The following raise serious concerns:-

1. Compiling an accurate register. 2. Voting for presidential, parliamentary or both and the legal implications. 3. Criteria for deciding which countries should have polling stations. 4. Funding the process in light of 40% coming from donor aid to conduct elections at home currently. 5. A levy for this privilege specifically would appear to be unlawful and unconstitutional bearing in mind that it is a privilege enshrined in the constitution which gives rise to a right if the privilege is exercised. 6. The disorganised and numerous incidents of unfairness which characterise our elections at home indicate a situation where we do not even have our house in order at home but wish to extend it further. 7. Implications for leaving all our borders open during elections due to families in Ivory Coast, Togo and Burkina Faso crossing the border regularly. 8. What is the definition of a Ghanaian citizen who is legible to vote? 9. What is the definition of “resident”? 10. What are the difficulties the electoral commission envisage? 11. The High Commissioners are not an option in this current era of political appointments to represent the Electoral Commission as Returning Officers. 12. Issue should be E.C. led and not government led as they have the ultimate responsibility for the electoral process. 13. What are the implications of Ghanaians abroad choosing a Government to rule a country in which they do not live and in some cases have not been there for over 20 years, should it turn out that the numbers abroad are very large. Surely those living under the measures imposed by the government are best placed to decide who should govern them. 14. If passed, what process of voting is going to be used? 15. Are the potential benefits overshadowed by the apparent detriments. 16. How do we satisfy ourselves that corrupt practices (rigging) will be curtailed in light of incidents at the last election?

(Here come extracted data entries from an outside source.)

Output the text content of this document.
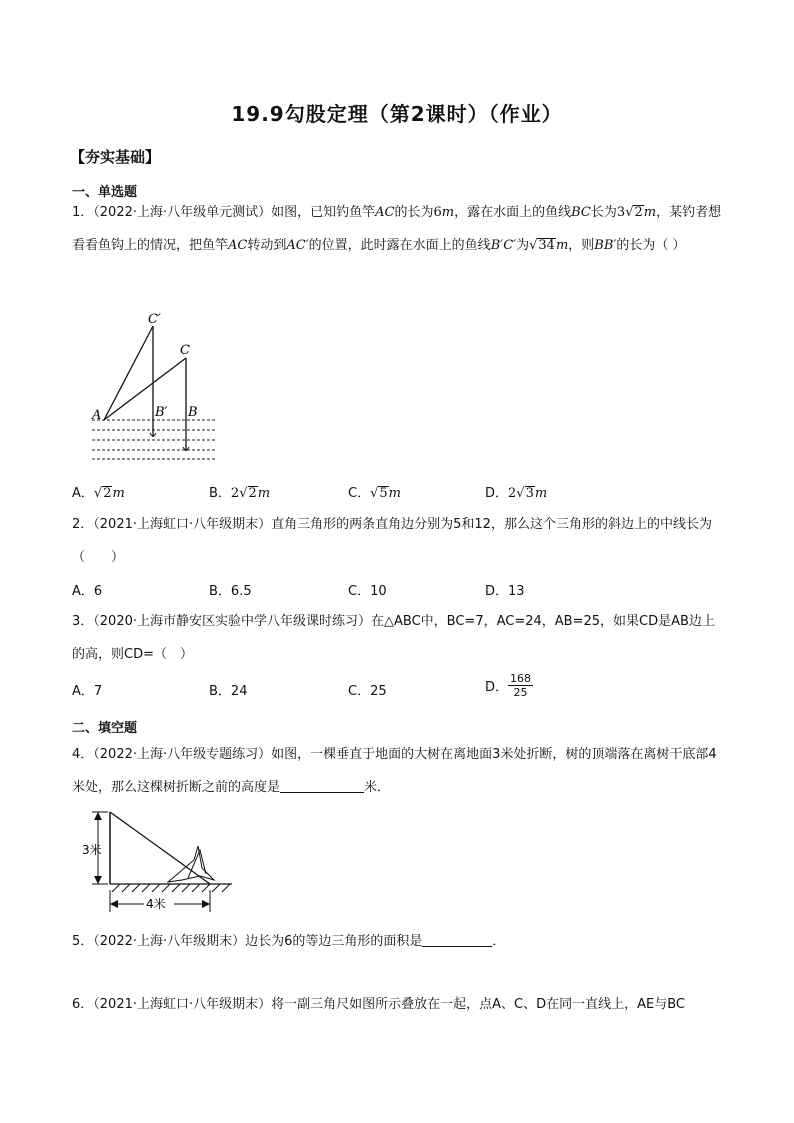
19.9勾股定理（第2课时）（作业）
【夯实基础】
一、单选题
1．（2022·上海·八年级单元测试）如图，已知钓鱼竿AC的长为6m，露在水面上的鱼线BC长为3√2m，某钓者想看看鱼钩上的情况，把鱼竿AC转动到AC′的位置，此时露在水面上的鱼线B′C′为√34m，则BB′的长为（ ）
C′
C
A	B′ B
A．√2m	B．2√2m	C．√5m	D．2√3m
2．（2021·上海虹口·八年级期末）直角三角形的两条直角边分别为5和12，那么这个三角形的斜边上的中线长为（　　）
A．6	B．6.5	C．10	D．13
3．（2020·上海市静安区实验中学八年级课时练习）在△ABC中，BC=7，AC=24，AB=25，如果CD是AB边上的高，则CD=（　）
A．7	B．24	C．25	D． $\frac{168}{25}$
二、填空题
4．（2022·上海·八年级专题练习）如图，一棵垂直于地面的大树在离地面3米处折断，树的顶端落在离树干底部4米处，那么这棵树折断之前的高度是	米．
3米
4米
5．（2022·上海·八年级期末）边长为6的等边三角形的面积是	．
6．（2021·上海虹口·八年级期末）将一副三角尺如图所示叠放在一起，点A、C、D在同一直线上，AE与BC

In light of what appear to many Ghanaians, to be overwhelming difficulties with the implementation of ROPAB, there is a growing belief that, there is a sinister underlying reason for rushing this Bill by the NPP government. We first saw the emergency placing of the Bill before Parliament with the potential to get it passed within 48 hours, so that in effect it would fall within the registration period occurring at the time. With all the difficulties outlined above, it is difficult to attribute any legitimate reason for this action. Secondly, the government has again brought the Bill to Parliament, notwithstanding the fact that it would have been more legitimate to have the debate on the issues first. Due to the hue and cry by all, the Government is now compelled to have some form of consultation. But this act in itself undermines the integrity of the consultation process.

You do not have to be a rocket scientist to notice the declining fortunes of the Kufour led NPP Government in Ghana. Their salvation in their minds appears to be in votes abroad. This is based on the erroneous belief that they have a massive support base abroad which they wish to tap into. Let it be made clear. The silent majority who are totally against the NPP government currently outnumber the noisy few who are in support of the Government. The vindictive nature of the NPP government has led to the silence of the majority.

President Kufour and the NPP Government have systematically always tried to implement issues without the needed transparency. The implementation of HIPC, the IFC loan, the CNTCI loan, the 2.5% increase in VAT to finance the National Health Insurance Scheme(NHIS) are clear examples of this practice. In the case of the NHIS they passed the Bill before considering the modalities which created untold difficulties in its implementation. The effects of carrying this behaviour pattern of President Kufour and the NPP Government to the electoral process with ROPAB, should it go wrong, are simply dire.

Notwithstanding the above, it is the position of the NDC that allowing Ghanaians abroad to vote is a principle which we favour.

However we love our fragile democracy even more and till such time that the Electoral Commission indicates clearly, that it is in a position to implement the process, without the potentially damaging outcomes, we will be opposed to the rushed implementation of the ROPAB by the NPP government.

We calmly wait for 2008.

Long live NDC! Long live Ghana!

ALEX SEGBEFIA CHAIRMAN 1st August 2005.